Black women are often praised and revered for their hair. The texture of black hair is suitable for forming unique styles from the afro to braids. Even mainstream media often imitate styles invented and catered to women with Afrocentric hair without a mention of appreciation.
Nevertheless, there was a time when black women weren’t allowed to display their hair in public. Keep reading to learn about the Tignon Laws and how it was used to fuel racial tensions in the United States.
A tignon (tiyon) is a headdress used to conceal hair. It was adorned by free and slave Creole women of African ancestry in Louisiana in 1786. The sumptuary law was enacted under Governor Esteban Rodriguez Miró. The regulation was meant as a means to regulate the style of dress and appearance for people of color.

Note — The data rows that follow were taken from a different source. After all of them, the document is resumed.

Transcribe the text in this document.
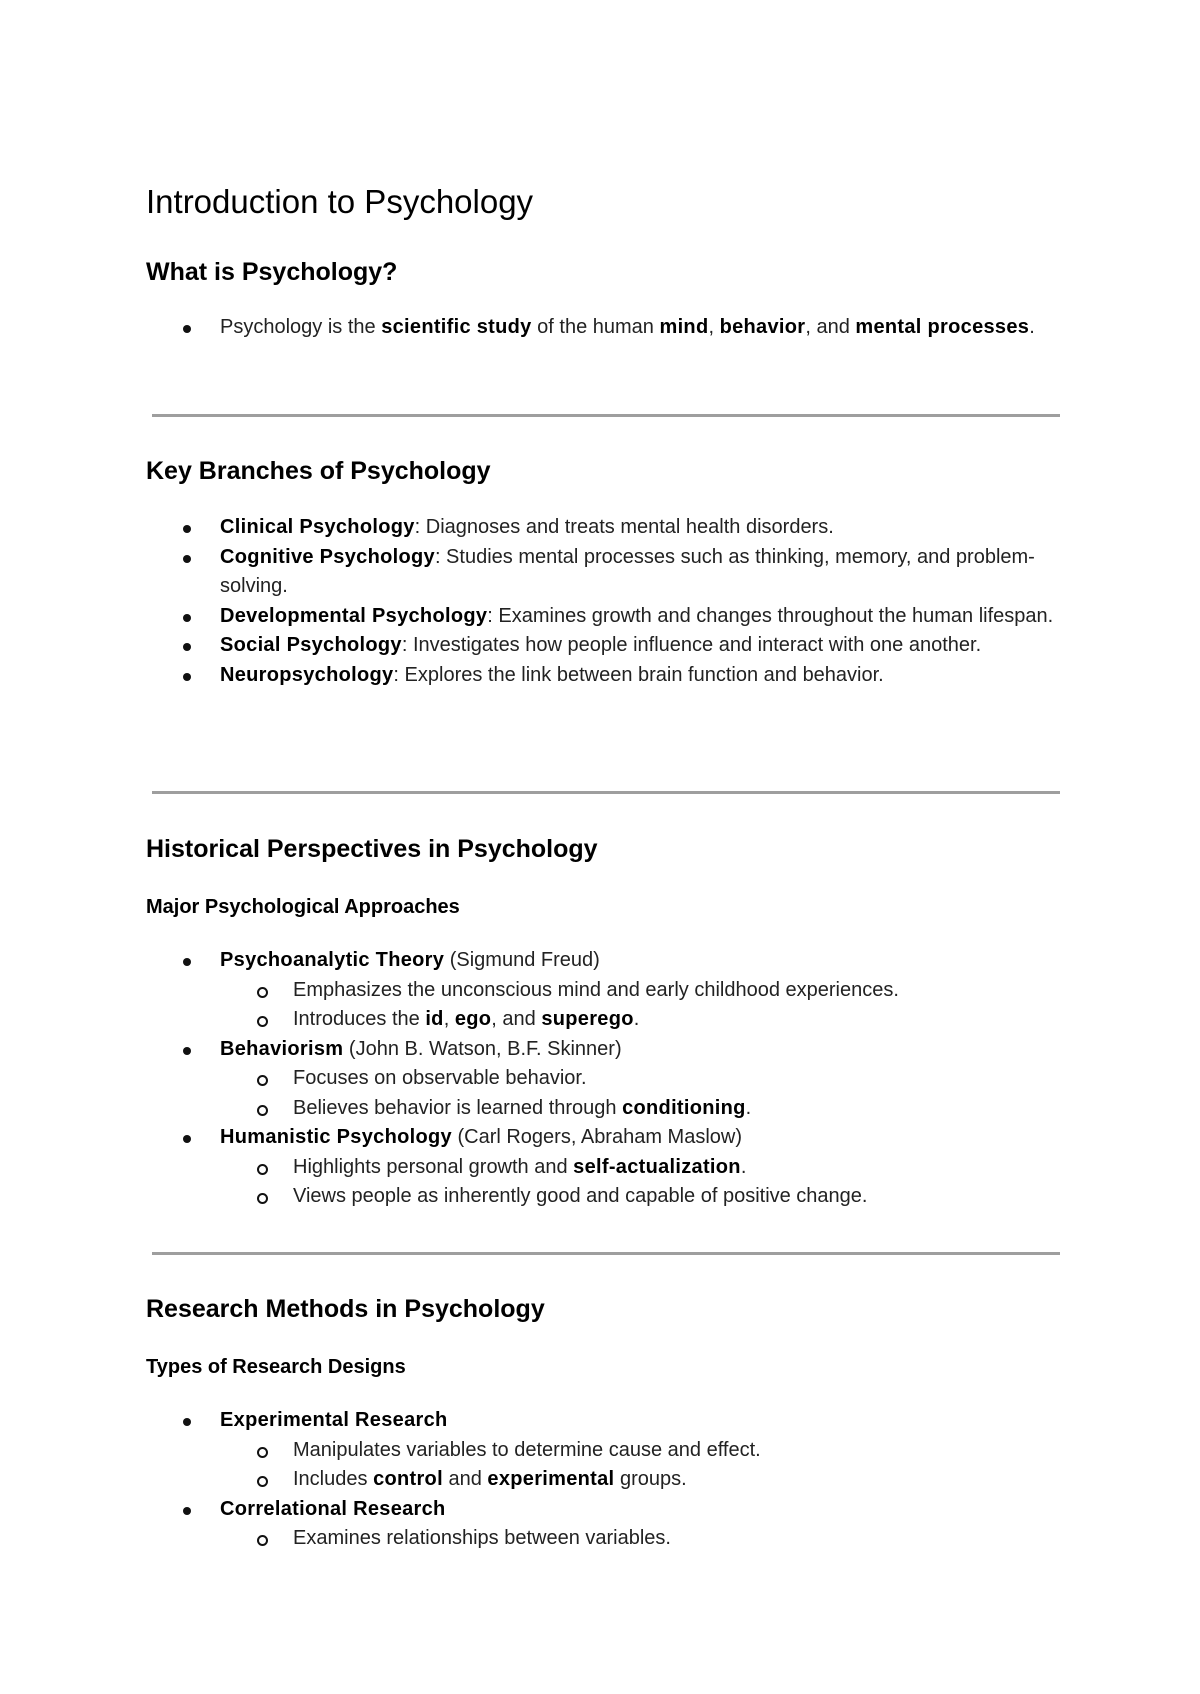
Introduction to Psychology
What is Psychology?
Psychology is the scientific study of the human mind, behavior, and mental processes.
Key Branches of Psychology
Clinical Psychology: Diagnoses and treats mental health disorders.
Cognitive Psychology: Studies mental processes such as thinking, memory, and problem-solving.
Developmental Psychology: Examines growth and changes throughout the human lifespan.
Social Psychology: Investigates how people influence and interact with one another.
Neuropsychology: Explores the link between brain function and behavior.
Historical Perspectives in Psychology
Major Psychological Approaches
Psychoanalytic Theory (Sigmund Freud)
Emphasizes the unconscious mind and early childhood experiences.
Introduces the id, ego, and superego.
Behaviorism (John B. Watson, B.F. Skinner)
Focuses on observable behavior.
Believes behavior is learned through conditioning.
Humanistic Psychology (Carl Rogers, Abraham Maslow)
Highlights personal growth and self-actualization.
Views people as inherently good and capable of positive change.
Research Methods in Psychology
Types of Research Designs
Experimental Research
Manipulates variables to determine cause and effect.
Includes control and experimental groups.
Correlational Research
Examines relationships between variables.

Black women’s features often attracted male white, French, and Spanish suitors and their beauty was a perceived threat to white women. The tignon law was a tactic used to combat the men pursuing and engaging in affairs with Creole women. Simply put, black women competed too openly with white women by dressing elegantly and possessing note-worth beauty.

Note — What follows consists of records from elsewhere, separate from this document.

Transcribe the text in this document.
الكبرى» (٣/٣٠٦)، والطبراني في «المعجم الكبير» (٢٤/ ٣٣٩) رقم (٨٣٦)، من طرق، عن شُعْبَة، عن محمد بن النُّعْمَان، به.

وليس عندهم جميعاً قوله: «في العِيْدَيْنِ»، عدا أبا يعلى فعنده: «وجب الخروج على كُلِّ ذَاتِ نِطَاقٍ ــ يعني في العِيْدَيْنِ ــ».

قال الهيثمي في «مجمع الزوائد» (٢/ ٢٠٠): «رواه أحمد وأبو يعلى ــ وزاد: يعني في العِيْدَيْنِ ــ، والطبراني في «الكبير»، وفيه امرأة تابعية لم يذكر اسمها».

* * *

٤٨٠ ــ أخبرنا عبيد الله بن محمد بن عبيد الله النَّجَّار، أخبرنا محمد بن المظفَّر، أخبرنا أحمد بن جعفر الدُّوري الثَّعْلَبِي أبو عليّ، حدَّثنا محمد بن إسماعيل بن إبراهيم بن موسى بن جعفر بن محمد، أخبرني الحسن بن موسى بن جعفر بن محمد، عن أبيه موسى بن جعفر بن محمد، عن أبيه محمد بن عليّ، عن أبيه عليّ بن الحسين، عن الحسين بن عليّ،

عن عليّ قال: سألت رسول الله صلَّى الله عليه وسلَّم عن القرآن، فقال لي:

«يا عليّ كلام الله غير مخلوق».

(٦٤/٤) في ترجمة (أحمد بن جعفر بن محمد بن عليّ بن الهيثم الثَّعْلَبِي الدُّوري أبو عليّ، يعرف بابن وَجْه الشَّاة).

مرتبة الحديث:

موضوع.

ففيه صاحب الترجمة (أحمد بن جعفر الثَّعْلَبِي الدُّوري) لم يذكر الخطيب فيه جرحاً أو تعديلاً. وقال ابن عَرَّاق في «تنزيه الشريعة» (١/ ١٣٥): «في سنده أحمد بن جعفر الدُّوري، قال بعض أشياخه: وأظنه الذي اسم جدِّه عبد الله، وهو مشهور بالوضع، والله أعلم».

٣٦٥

Nonetheless, black women did not despair. Instead, they abided by the rule and turned it into fashion. The women used unique colors, jewels, ribbons, and wrapping styles which accentuated their gorgeousness even more. Out of this bore the various head ties seen today on women of color using unique materials, patterns, and flair.

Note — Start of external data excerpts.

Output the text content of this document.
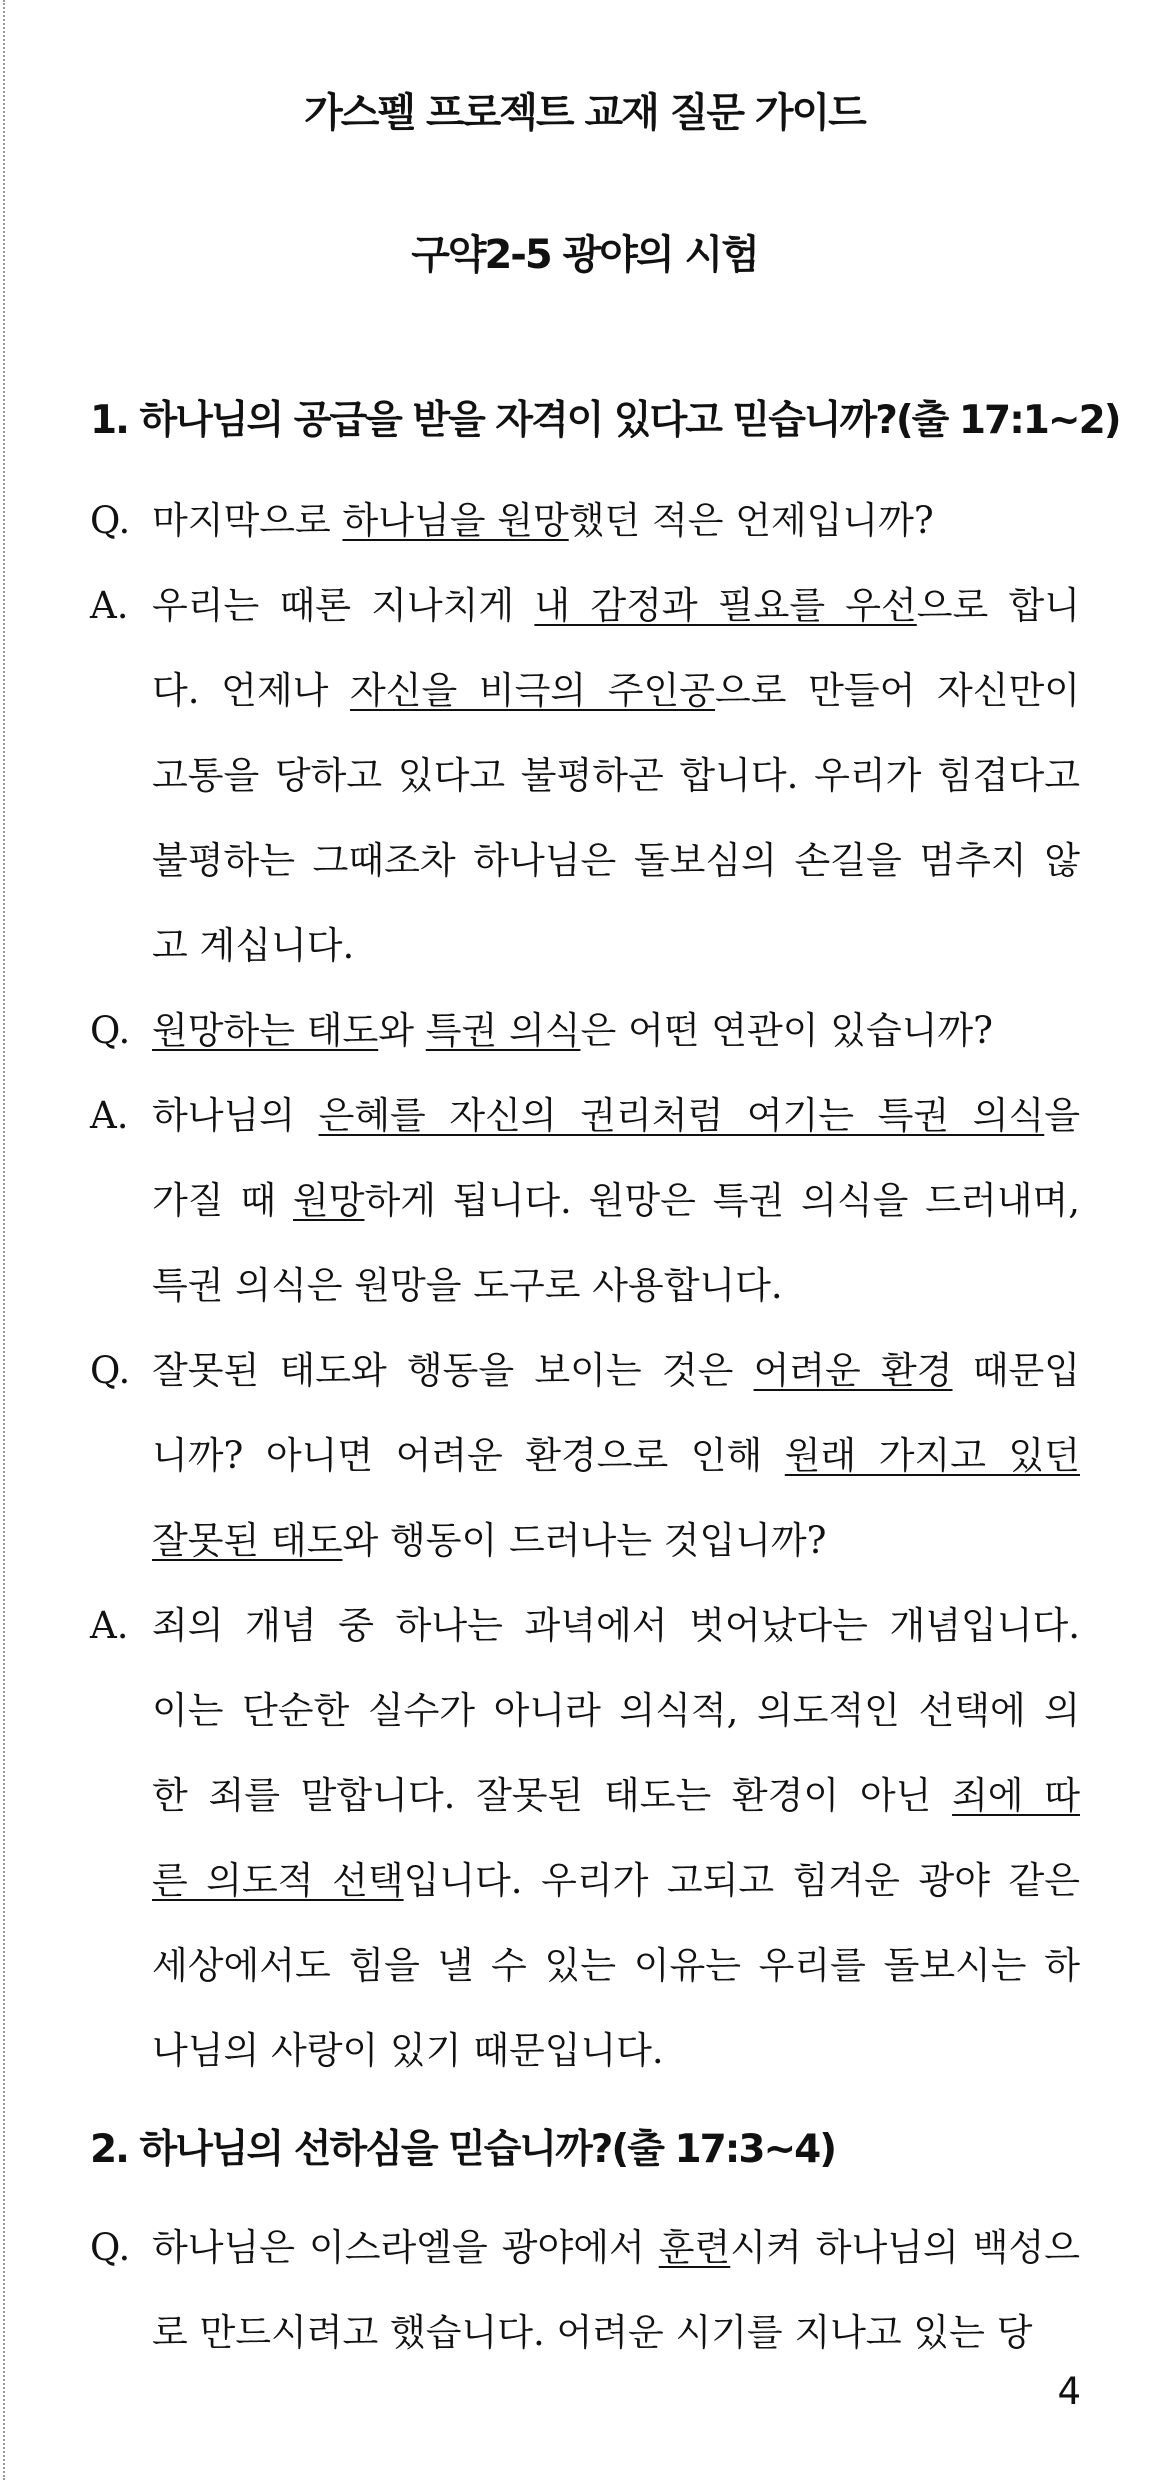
가스펠 프로젝트 교재 질문 가이드
구약2-5 광야의 시험
1. 하나님의 공급을 받을 자격이 있다고 믿습니까?(출 17:1~2)
Q. 마지막으로 하나님을 원망했던 적은 언제입니까?
A. 우리는 때론 지나치게 내 감정과 필요를 우선으로 합니
다. 언제나 자신을 비극의 주인공으로 만들어 자신만이
고통을 당하고 있다고 불평하곤 합니다. 우리가 힘겹다고
불평하는 그때조차 하나님은 돌보심의 손길을 멈추지 않
고 계십니다.
Q. 원망하는 태도와 특권 의식은 어떤 연관이 있습니까?
A. 하나님의 은혜를 자신의 권리처럼 여기는 특권 의식을
가질 때 원망하게 됩니다. 원망은 특권 의식을 드러내며,
특권 의식은 원망을 도구로 사용합니다.
Q. 잘못된 태도와 행동을 보이는 것은 어려운 환경 때문입
니까? 아니면 어려운 환경으로 인해 원래 가지고 있던
잘못된 태도와 행동이 드러나는 것입니까?
A. 죄의 개념 중 하나는 과녁에서 벗어났다는 개념입니다.
이는 단순한 실수가 아니라 의식적, 의도적인 선택에 의
한 죄를 말합니다. 잘못된 태도는 환경이 아닌 죄에 따
른 의도적 선택입니다. 우리가 고되고 힘겨운 광야 같은
세상에서도 힘을 낼 수 있는 이유는 우리를 돌보시는 하
나님의 사랑이 있기 때문입니다.
2. 하나님의 선하심을 믿습니까?(출 17:3~4)
Q. 하나님은 이스라엘을 광야에서 훈련시켜 하나님의 백성으
로 만드시려고 했습니다. 어려운 시기를 지나고 있는 당
4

Tignons have been worn by women in the Caribbean islands of Martinique, Guadeloupe, and Dominica which included hidden messages. They used Madras – a popular fabric amongst slaves and free women to achieve their head ties.
Tignon law eventually went out of effect in the 1800’s yet, black women worldwide continue to use head wraps as wardrobe staples paying homage to their culture, signifying their pride, and looking stunning while doing so.